Support for object detection models (Turi create)

image

(Espen Jütte) #1

A while ago Apple open sourced it’s mxnet based Turi Create-toolkit to build ML-models primarily for iPhone with CoreML. After playing around with the system, i wondered if this might be an interesting fit for the missing object detection/image models in prodigy. Turi does a lot of legwork for image based models; for example generating automatic image augmentations or allowing you to keep training on an already existing YOLO-model. The functions are deceptively simple and it works surprisingly well. Any plans to support something like this in the future or do you have your own plans for object detection/image-classification?


(Ines Montani) #2

Thanks, that sounds pretty exciting – will definitely look into this! :sparkles:

For our first object detection experiments, we actually used the DarkNet library (or rather, our own Python port of it: LightNet). It’s still experimental, but you can test the YOLO models via the image.test recipe (see here).

Prodigy already comes with a pretty versatile image interface that supports "spans" consisting of (x, y) pixel coordinates relative to the image, as well as labels. It can render both rectangular and polygon shapes. The format it expects is very simple – so if you want to give it a go and play around with integrating Turi Create via a custom recipe, this could be super cool. The only part that turned out to be a little tricky was the updating.

But if you only want to stream in the model’s predictions and collect feedback on them, all you need is extract the bounding boxes and image dimensions in a format like this:

{
    "image": "some_image.jpg",
    "width": 800,
    "height": 600,
    "spans": [{
        "label": "PERSON",
        "color": "magenta",
        "points": [[150,80], [270,100], [250,200], [170,240], [100, 200]]
    }]
}

If you wrap an image stream in the fetch_images preprocessor, Prodigy will load images from paths and URLs, and convert them to base64-encoded data URIs. This allows the image data to be passed around the application, and to be stored in the database together with the annotations. You can also easily decode the image data to bytes to process it by your model.

from prodigy.components.preprocess import fetch_images
stream = fetch_images(stream)
{"image": "some_image.jpg"}  # before
{"image": "..."} # after

I’ve also started experimenting with manual image annotation interfaces – similar to the new ner_manual. This will be a little more complex, though, so we don’t have an exact timeline for it yet.


(Espen Jütte) #3

Really cool, i was thinking of outputing Turi Create results to prodigy for evaluating. But i’m waiting for Turi to support Python 3 fully. But as you mention, the hard (and indeed cool) part would of course be to get model updating working.

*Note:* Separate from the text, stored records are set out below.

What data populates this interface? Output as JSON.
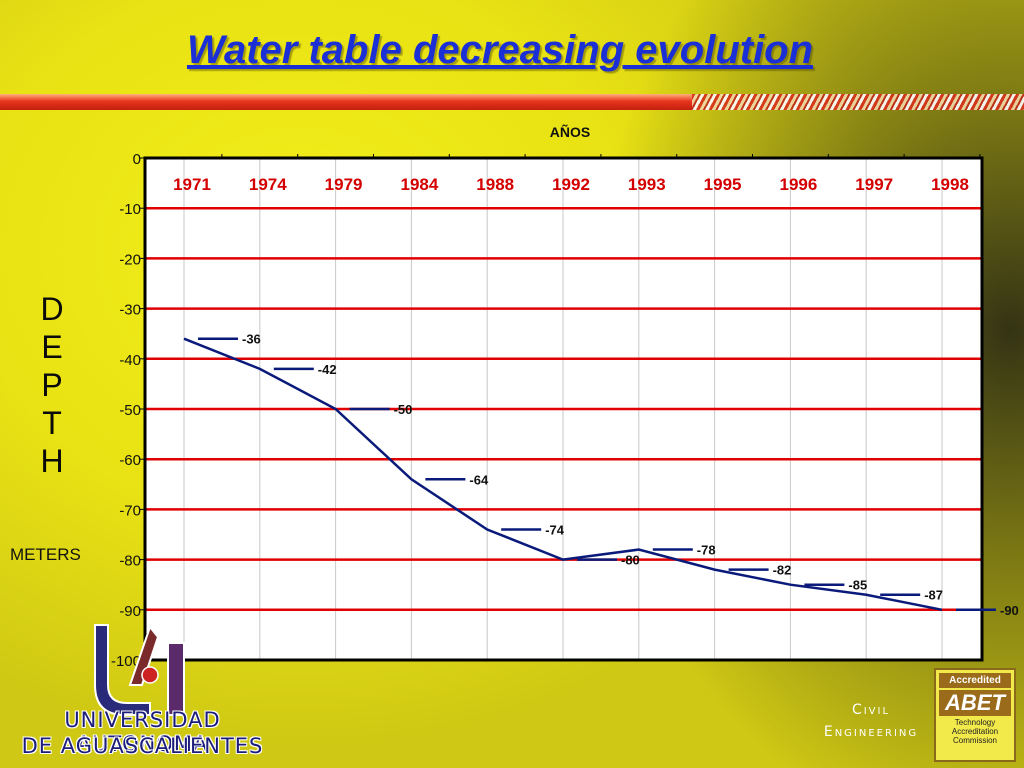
{
  "slide": {
    "title": "Water table decreasing evolution",
    "vertical_label": [
      "D",
      "E",
      "P",
      "T",
      "H"
    ],
    "units_label": "METERS",
    "university_line1": "UNIVERSIDAD AUTONOMA",
    "university_line2": "DE AGUASCALIENTES",
    "department_line1": "Civil",
    "department_line2": "Engineering",
    "badge": {
      "accredited": "Accredited",
      "mark": "ABET",
      "line1": "Technology",
      "line2": "Accreditation",
      "line3": "Commission"
    }
  },
  "colors": {
    "title": "#1a2fd6",
    "series": "#0a1a7a",
    "gridline": "#e00000",
    "year_labels": "#d40000",
    "plot_background": "#ffffff"
  },
  "chart_data": {
    "type": "line",
    "xlabel": "AÑOS",
    "ylabel": "",
    "ylim": [
      -100,
      0
    ],
    "yticks": [
      "0",
      "-10",
      "-20",
      "-30",
      "-40",
      "-50",
      "-60",
      "-70",
      "-80",
      "-90",
      "-100"
    ],
    "grid": true,
    "categories": [
      "1971",
      "1974",
      "1979",
      "1984",
      "1988",
      "1992",
      "1993",
      "1995",
      "1996",
      "1997",
      "1998"
    ],
    "series": [
      {
        "values": [
          -36,
          -42,
          -50,
          -64,
          -74,
          -80,
          -78,
          -82,
          -85,
          -87,
          -90
        ]
      }
    ],
    "data_labels": [
      "-36",
      "-42",
      "-50",
      "-64",
      "-74",
      "-80",
      "-78",
      "-82",
      "-85",
      "-87",
      "-90"
    ]
  }
}
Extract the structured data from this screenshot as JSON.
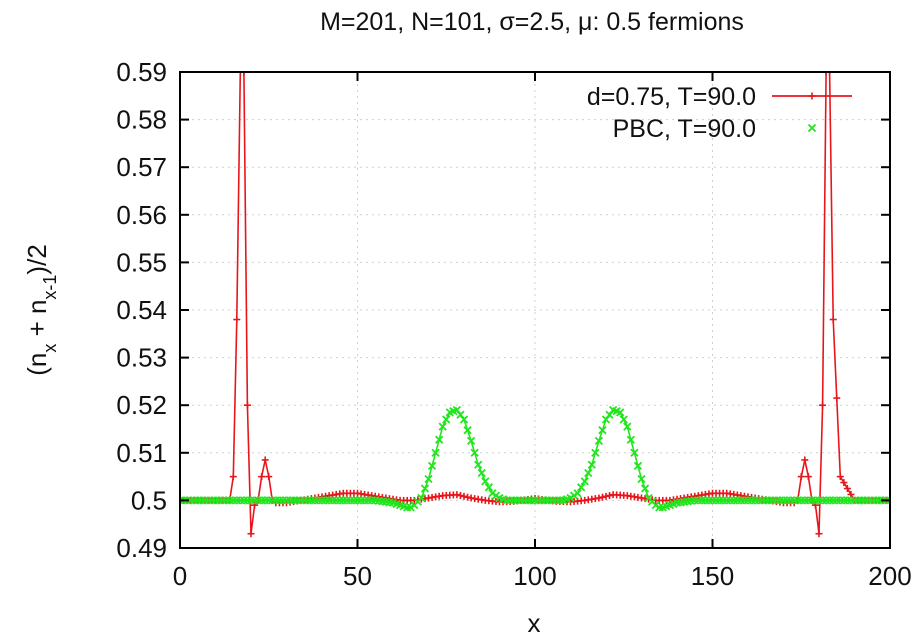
{
  "chart_data": {
    "type": "line",
    "title": "M=201, N=101, σ=2.5, μ: 0.5 fermions",
    "xlabel": "x",
    "ylabel": {
      "prefix": "(n",
      "sub1": "x",
      "middle": " + n",
      "sub2": "x-1",
      "suffix": ")/2"
    },
    "xlim": [
      0,
      200
    ],
    "ylim": [
      0.49,
      0.59
    ],
    "xticks": [
      0,
      50,
      100,
      150,
      200
    ],
    "yticks": [
      0.49,
      0.5,
      0.51,
      0.52,
      0.53,
      0.54,
      0.55,
      0.56,
      0.57,
      0.58,
      0.59
    ],
    "ytick_labels": [
      "0.49",
      "0.5",
      "0.51",
      "0.52",
      "0.53",
      "0.54",
      "0.55",
      "0.56",
      "0.57",
      "0.58",
      "0.59"
    ],
    "grid": true,
    "legend_position": "top-right",
    "series": [
      {
        "name": "d=0.75, T=90.0",
        "color": "#e8161b",
        "marker": "plus",
        "x": [
          0,
          5,
          10,
          14,
          15,
          16,
          17,
          18,
          19,
          20,
          21,
          22,
          23,
          24,
          25,
          26,
          27,
          28,
          30,
          34,
          38,
          42,
          46,
          50,
          54,
          58,
          62,
          66,
          70,
          74,
          78,
          82,
          86,
          90,
          94,
          98,
          100,
          102,
          106,
          110,
          114,
          118,
          122,
          126,
          130,
          134,
          138,
          142,
          146,
          150,
          154,
          158,
          162,
          166,
          170,
          172,
          173,
          174,
          175,
          176,
          177,
          178,
          179,
          180,
          181,
          182,
          183,
          184,
          186,
          190,
          195,
          200
        ],
        "y": [
          0.5,
          0.5,
          0.5,
          0.5,
          0.505,
          0.538,
          0.59,
          0.59,
          0.52,
          0.493,
          0.499,
          0.5,
          0.505,
          0.5085,
          0.505,
          0.5,
          0.4995,
          0.4995,
          0.4995,
          0.5,
          0.5005,
          0.501,
          0.5015,
          0.5015,
          0.501,
          0.5005,
          0.5,
          0.5,
          0.5005,
          0.501,
          0.5012,
          0.5005,
          0.5,
          0.4997,
          0.4998,
          0.5002,
          0.5004,
          0.5002,
          0.4998,
          0.4997,
          0.5,
          0.5005,
          0.5012,
          0.501,
          0.5005,
          0.5,
          0.5,
          0.5005,
          0.501,
          0.5015,
          0.5015,
          0.501,
          0.5005,
          0.5,
          0.4995,
          0.4995,
          0.4995,
          0.5,
          0.505,
          0.5085,
          0.505,
          0.5,
          0.499,
          0.493,
          0.52,
          0.59,
          0.59,
          0.538,
          0.505,
          0.5,
          0.5,
          0.5
        ]
      },
      {
        "name": "PBC, T=90.0",
        "color": "#22e51f",
        "marker": "x",
        "x": [
          0,
          10,
          20,
          30,
          40,
          50,
          55,
          60,
          62,
          64,
          65,
          66,
          68,
          70,
          72,
          74,
          76,
          78,
          80,
          82,
          84,
          86,
          88,
          90,
          92,
          95,
          100,
          105,
          108,
          110,
          112,
          114,
          116,
          118,
          120,
          122,
          124,
          126,
          128,
          130,
          132,
          134,
          135,
          136,
          138,
          140,
          145,
          150,
          160,
          170,
          180,
          190,
          200
        ],
        "y": [
          0.5,
          0.5,
          0.5,
          0.5,
          0.5,
          0.5,
          0.5,
          0.4995,
          0.499,
          0.4985,
          0.4985,
          0.499,
          0.5005,
          0.5045,
          0.51,
          0.5155,
          0.5185,
          0.519,
          0.517,
          0.5125,
          0.5075,
          0.504,
          0.5015,
          0.5005,
          0.5,
          0.5,
          0.5,
          0.5,
          0.5,
          0.5005,
          0.5015,
          0.504,
          0.5075,
          0.5125,
          0.517,
          0.519,
          0.5185,
          0.5155,
          0.51,
          0.5045,
          0.5005,
          0.499,
          0.4985,
          0.4985,
          0.499,
          0.4995,
          0.5,
          0.5,
          0.5,
          0.5,
          0.5,
          0.5,
          0.5
        ]
      }
    ]
  }
}
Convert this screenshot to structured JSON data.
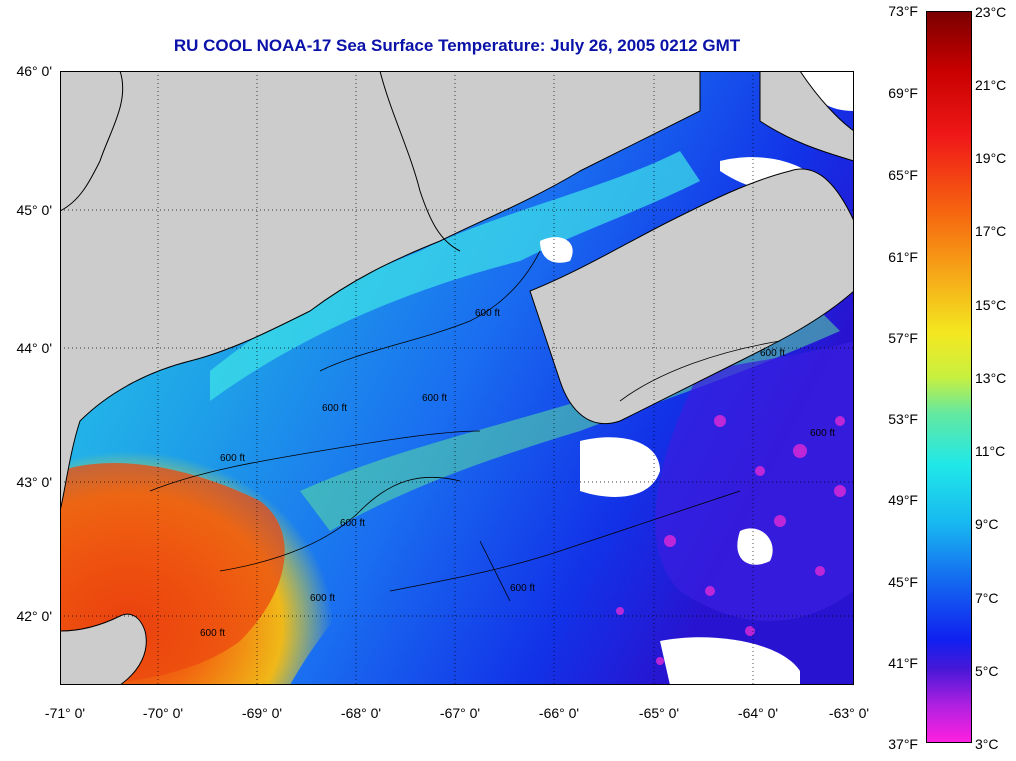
{
  "title": "RU COOL  NOAA-17  Sea Surface Temperature:  July 26, 2005 0212 GMT",
  "map": {
    "lat_labels": [
      "46° 0'",
      "45° 0'",
      "44° 0'",
      "43° 0'",
      "42° 0'"
    ],
    "lon_labels": [
      "-71° 0'",
      "-70° 0'",
      "-69° 0'",
      "-68° 0'",
      "-67° 0'",
      "-66° 0'",
      "-65° 0'",
      "-64° 0'",
      "-63° 0'"
    ],
    "contour_label": "600 ft",
    "colors": {
      "land": "#cccccc",
      "cloud": "#ffffff",
      "coast": "#000000"
    }
  },
  "colorbar": {
    "fahrenheit": [
      "73°F",
      "69°F",
      "65°F",
      "61°F",
      "57°F",
      "53°F",
      "49°F",
      "45°F",
      "41°F",
      "37°F"
    ],
    "celsius": [
      "23°C",
      "21°C",
      "19°C",
      "17°C",
      "15°C",
      "13°C",
      "11°C",
      "9°C",
      "7°C",
      "5°C",
      "3°C"
    ],
    "range_c": [
      3,
      23
    ]
  }
}
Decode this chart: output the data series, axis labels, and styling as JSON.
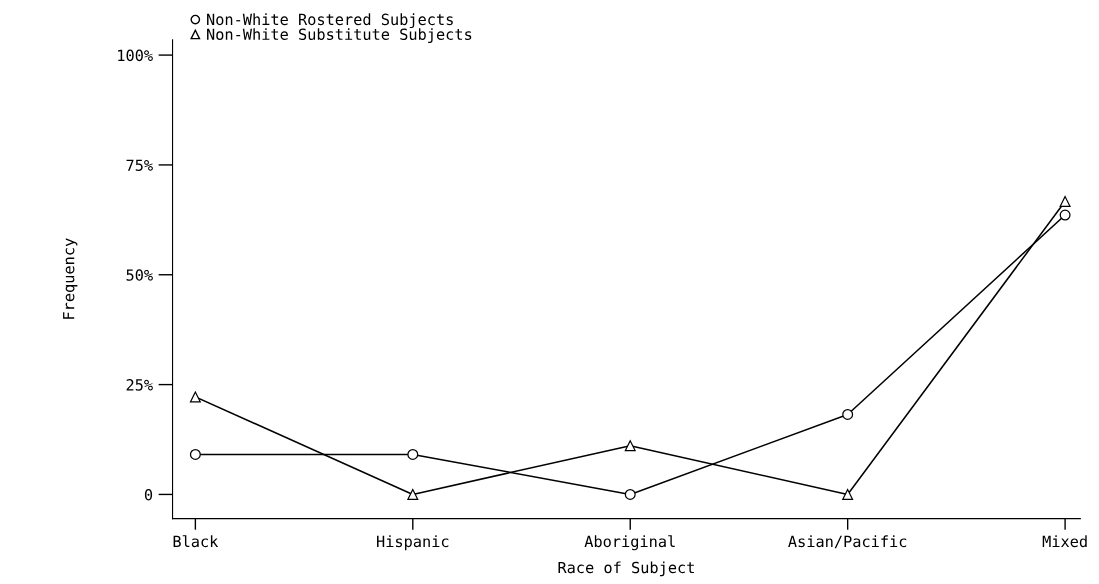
{
  "chart_data": {
    "type": "line",
    "xlabel": "Race of Subject",
    "ylabel": "Frequency",
    "categories": [
      "Black",
      "Hispanic",
      "Aboriginal",
      "Asian/Pacific",
      "Mixed"
    ],
    "series": [
      {
        "name": "Non-White Rostered Subjects",
        "color": "#000000",
        "marker": "circle",
        "values": [
          9.1,
          9.1,
          0,
          18.2,
          63.6
        ]
      },
      {
        "name": "Non-White Substitute Subjects",
        "color": "#000000",
        "marker": "triangle",
        "values": [
          22.2,
          0,
          11.1,
          0,
          66.7
        ]
      }
    ],
    "ylim": [
      -5.5,
      103.5
    ],
    "yticks": [
      0,
      {
        "value": 25,
        "label": "25%"
      },
      {
        "value": 50,
        "label": "50%"
      },
      {
        "value": 75,
        "label": "75%"
      },
      {
        "value": 100,
        "label": "100%"
      }
    ],
    "line_style": "solid",
    "grid": false,
    "legend": "top left"
  }
}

Being able to evaluate, fine-tune and train domain-specific YOLO-models in prodigy would be really cool. Turi create takes out a lot of the work inn training the initial model, but there is still a good bunch of iterating back and forth between predictions and training data to figure out where the model is error-prone and adding more data for specific cases where the model is doing a poor job. I think prodigy could helpe immensely with that.